Learn English – Evolution of irregular verbs over the last century

ablauted-vs-tirregularverbs

I learned at school that irregular verbs are slowly disappearing from the language: "spelled" is more used than "spelt", "learned" than "learnt", etc. But recently, someone told me that some new irregular forms are created: "snuck" instead of "sneaked", etc.

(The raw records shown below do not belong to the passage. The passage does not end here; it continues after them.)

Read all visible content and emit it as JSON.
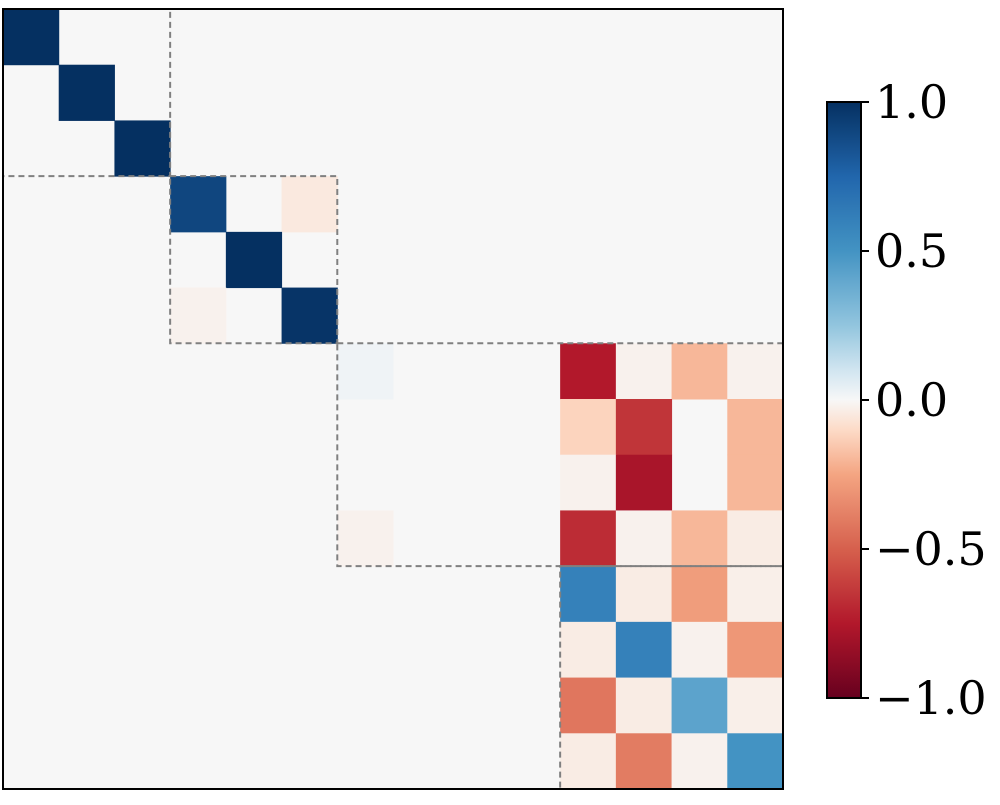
{
  "chart_data": {
    "type": "heatmap",
    "rows": 14,
    "cols": 14,
    "cells": [
      {
        "r": 0,
        "c": 0,
        "v": 1.0
      },
      {
        "r": 1,
        "c": 1,
        "v": 1.0
      },
      {
        "r": 2,
        "c": 2,
        "v": 1.0
      },
      {
        "r": 3,
        "c": 3,
        "v": 0.9
      },
      {
        "r": 3,
        "c": 5,
        "v": -0.05
      },
      {
        "r": 4,
        "c": 4,
        "v": 1.0
      },
      {
        "r": 5,
        "c": 3,
        "v": -0.02
      },
      {
        "r": 5,
        "c": 5,
        "v": 0.98
      },
      {
        "r": 6,
        "c": 6,
        "v": 0.02
      },
      {
        "r": 6,
        "c": 10,
        "v": -0.75
      },
      {
        "r": 6,
        "c": 11,
        "v": -0.02
      },
      {
        "r": 6,
        "c": 12,
        "v": -0.2
      },
      {
        "r": 6,
        "c": 13,
        "v": -0.02
      },
      {
        "r": 7,
        "c": 10,
        "v": -0.12
      },
      {
        "r": 7,
        "c": 11,
        "v": -0.65
      },
      {
        "r": 7,
        "c": 13,
        "v": -0.2
      },
      {
        "r": 8,
        "c": 10,
        "v": -0.02
      },
      {
        "r": 8,
        "c": 11,
        "v": -0.78
      },
      {
        "r": 8,
        "c": 13,
        "v": -0.2
      },
      {
        "r": 9,
        "c": 6,
        "v": -0.02
      },
      {
        "r": 9,
        "c": 10,
        "v": -0.68
      },
      {
        "r": 9,
        "c": 11,
        "v": -0.02
      },
      {
        "r": 9,
        "c": 12,
        "v": -0.2
      },
      {
        "r": 9,
        "c": 13,
        "v": -0.04
      },
      {
        "r": 10,
        "c": 10,
        "v": 0.6
      },
      {
        "r": 10,
        "c": 11,
        "v": -0.04
      },
      {
        "r": 10,
        "c": 12,
        "v": -0.28
      },
      {
        "r": 10,
        "c": 13,
        "v": -0.03
      },
      {
        "r": 11,
        "c": 10,
        "v": -0.04
      },
      {
        "r": 11,
        "c": 11,
        "v": 0.6
      },
      {
        "r": 11,
        "c": 12,
        "v": -0.02
      },
      {
        "r": 11,
        "c": 13,
        "v": -0.3
      },
      {
        "r": 12,
        "c": 10,
        "v": -0.42
      },
      {
        "r": 12,
        "c": 11,
        "v": -0.04
      },
      {
        "r": 12,
        "c": 12,
        "v": 0.42
      },
      {
        "r": 12,
        "c": 13,
        "v": -0.03
      },
      {
        "r": 13,
        "c": 10,
        "v": -0.04
      },
      {
        "r": 13,
        "c": 11,
        "v": -0.4
      },
      {
        "r": 13,
        "c": 12,
        "v": -0.02
      },
      {
        "r": 13,
        "c": 13,
        "v": 0.5
      }
    ],
    "blocks": [
      {
        "r0": 0,
        "c0": 0,
        "r1": 3,
        "c1": 3
      },
      {
        "r0": 3,
        "c0": 3,
        "r1": 6,
        "c1": 6
      },
      {
        "r0": 6,
        "c0": 6,
        "r1": 10,
        "c1": 14
      },
      {
        "r0": 10,
        "c0": 10,
        "r1": 14,
        "c1": 14
      }
    ],
    "colorbar": {
      "min": -1.0,
      "max": 1.0,
      "colormap": "RdBu",
      "ticks": [
        1.0,
        0.5,
        0.0,
        -0.5,
        -1.0
      ],
      "tick_labels": [
        "1.0",
        "0.5",
        "0.0",
        "−0.5",
        "−1.0"
      ]
    },
    "grid": false,
    "title": "",
    "xlabel": "",
    "ylabel": ""
  }
}
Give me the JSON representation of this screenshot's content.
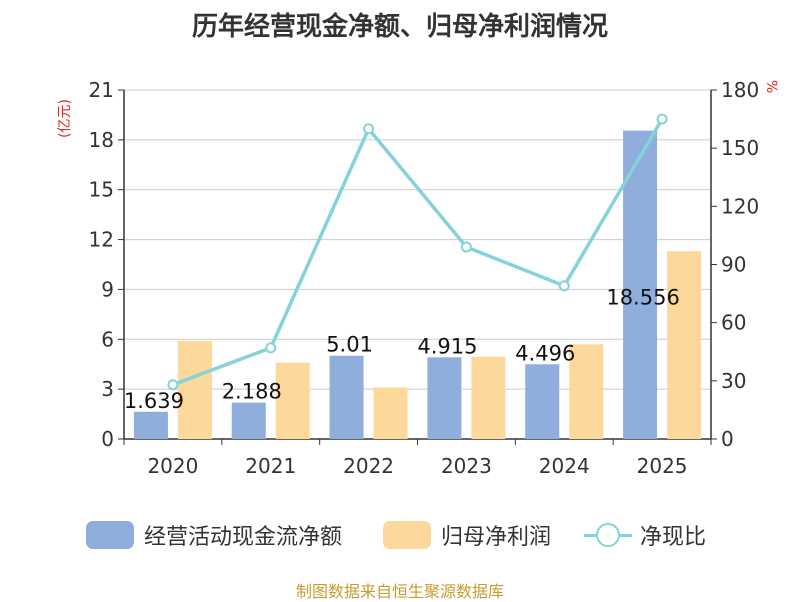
{
  "title": "历年经营现金净额、归母净利润情况",
  "unit_left": "(亿元)",
  "unit_right": "%",
  "source": "制图数据来自恒生聚源数据库",
  "colors": {
    "operating_cash": "#8faedb",
    "net_profit": "#fdd89b",
    "ratio_line": "#84d3d8",
    "unit_red": "#e0251b",
    "source_gold": "#c89c32"
  },
  "chart_data": {
    "type": "bar",
    "categories": [
      "2020",
      "2021",
      "2022",
      "2023",
      "2024",
      "2025"
    ],
    "series": [
      {
        "name": "经营活动现金流净额",
        "type": "bar",
        "axis": "left",
        "values": [
          1.639,
          2.188,
          5.01,
          4.915,
          4.496,
          18.556
        ],
        "data_labels": [
          "1.639",
          "2.188",
          "5.01",
          "4.915",
          "4.496",
          "18.556"
        ]
      },
      {
        "name": "归母净利润",
        "type": "bar",
        "axis": "left",
        "values": [
          5.9,
          4.6,
          3.1,
          4.95,
          5.7,
          11.3
        ]
      },
      {
        "name": "净现比",
        "type": "line",
        "axis": "right",
        "values": [
          28,
          47,
          160,
          99,
          79,
          165
        ]
      }
    ],
    "y_left": {
      "min": 0,
      "max": 21,
      "ticks": [
        "0",
        "3",
        "6",
        "9",
        "12",
        "15",
        "18",
        "21"
      ]
    },
    "y_right": {
      "min": 0,
      "max": 180,
      "ticks": [
        "0",
        "30",
        "60",
        "90",
        "120",
        "150",
        "180"
      ]
    },
    "grid": true,
    "legend_position": "bottom"
  }
}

Questions are: Is my understanding above correct? Can you cite other examples of newly created irregular forms (let's say during the 20th century)? Which phenomenon is numerically more significant?

Best Answer

It's difficult to find evidence for saying that "irregular verbs are dying out" overall. There are:

  • a few cases, e.g. "spelt"/"spelled", "wrought"/"worked", where over the last few centuries there have been fluctuations/changes in the percentage use of the regular vs irregular alternative, with the regular alternative having ousted the irregular to differing extents;
  • a few cases where a more modern use of an older verb takes on a regular form ("it cost 10 dollars"->"they costed it out"; "it was put in"->"it was input[ted] incorrectly");
  • a few cases where the trend has gone the other way, in some cases fairly recently (e.g. "dived"/"dove", "sneaked"/"snuck"-- where "snuck" appears to be more recent in fact); also cf. "he hanged himself"->"he hung himself;
  • a few cases where one irregular form has or is being supplanted by another, but it's probably fair to say the verb is still "irregular" overall: "he span it"/"he spun it", "it hasn't run"/"it hasn't ran"

But if you look at the language overall, I don't think the number of irregular verbs has really changed in order of magnitude over the past few centuries, nor has there been any kind of structural change overall (the overall "types of paradigm allowed by English verbs" has essentially remained the same).